Just what are you paying me for anyway?

The art and science of recruiting reads like a "who dunnit" mystery and rarely is any thought given to how we plan and plot our placements, much less what you as a client are paying for. While I subscribe to the cliché a great chef never gives away a recipe, I thought you might like to know a little bit about where the bucks go.

Recruiters have two things to sell: their time and their knowledge; one is interlaced with the other and there are hard costs associated with both. In another light, we're thought of as rain makers -- recruiting people who'll bring their existing business and/or knowledge that makes the top line grow and/or manages the expense lines in between the top and the bottom.

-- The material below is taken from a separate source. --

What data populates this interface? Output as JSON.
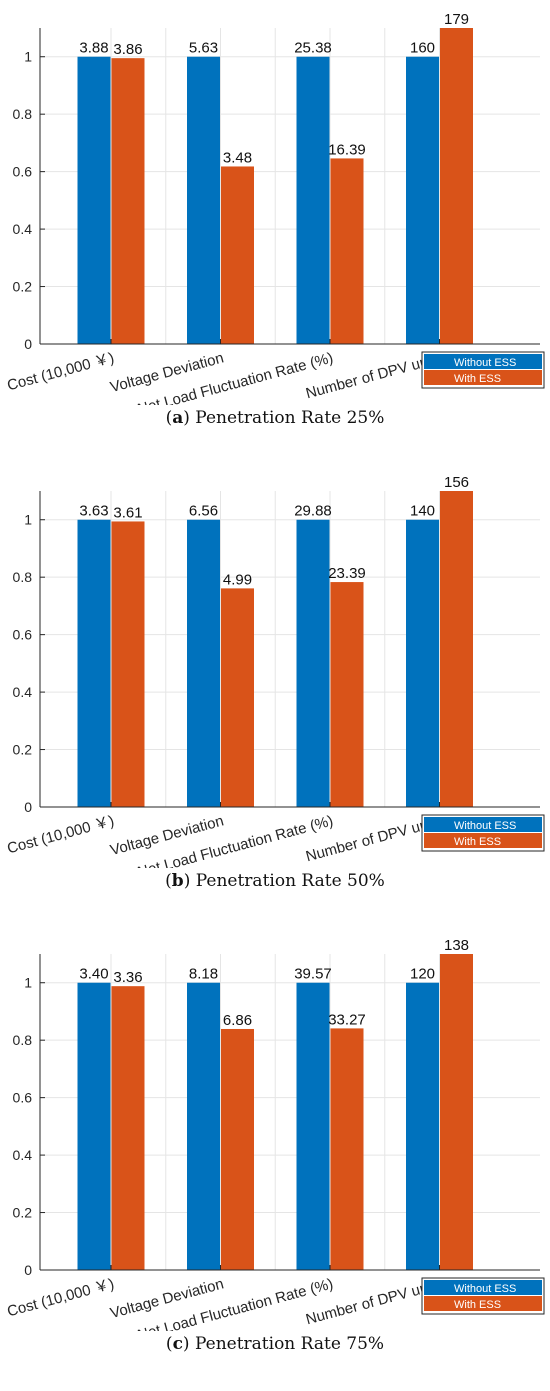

You might be surprised to know that recruiting is a "1% business". It takes 100 to get one -- only 1% of the people we meet become either candidates OR clients. And it's rare, probably less than 30% of the time that we place someone who's already in our datasphere. Personally, I do about 15 transactions a year and I manage a rolodex of 50,000 names and numbers. It's constantly shrinking and growing and fed by referrals, research and the occasional CD-ROM "data-dump". Subscriptions to on-line search engines, job posting sites, trade events and other marketing, travel & entertainment are a big part of the hard costs that have replaced what most people perceived as a big phone bill. We spend time sorting the wheat from the chaff interviewing candidates, staying current with industry trends, networking and reviewing hundreds of resumes every week. The soft costs add up and are hard to measure.

Even harder to measure is the value a recruiter delivers in the form of knowledge. Knowing where the bodies lay, how to attract them, and just who REALLY created the "Where's the beef" campaign is part of our value-add proposition. Although I loathe the paradigm, recruiters as "consultants" can provide you with solutions in the form of where to recruit from. Skills from one industry can often transfer into another -- case in point includes my work with 1-800-Flowers and their bricks & mortar business. We recruited from the restaurant industry for operators and marketing people -- think about it: similar locations, delivery, manufacturing (flower arrangements vs. cooking), perishable products -- with no health code permits and you finish the day smelling like a rose instead of fries.

If you only think of recruiters as a source for resumes then you're wasting your money; post your job on Monster.com instead. If you're just looking for someone to "float some paper" (ugh, I just cringe when I hear that) then don't pay more than two-grand per hire -- because you'll probably be replacing them in less than six months anyway. Recruiters are supposed to save you time so you can focus on what matters most: doing your job. We're responsible for the occasional whack on the side of the head -- the things that you can't see sometimes because your too close to the business and your down time is spent with the kids or on the golf course.

Think half-full:"I was smart enough to hire someone who does this all day every day so I could rest easy knowing I hired the best person for the job while I kept doing mine."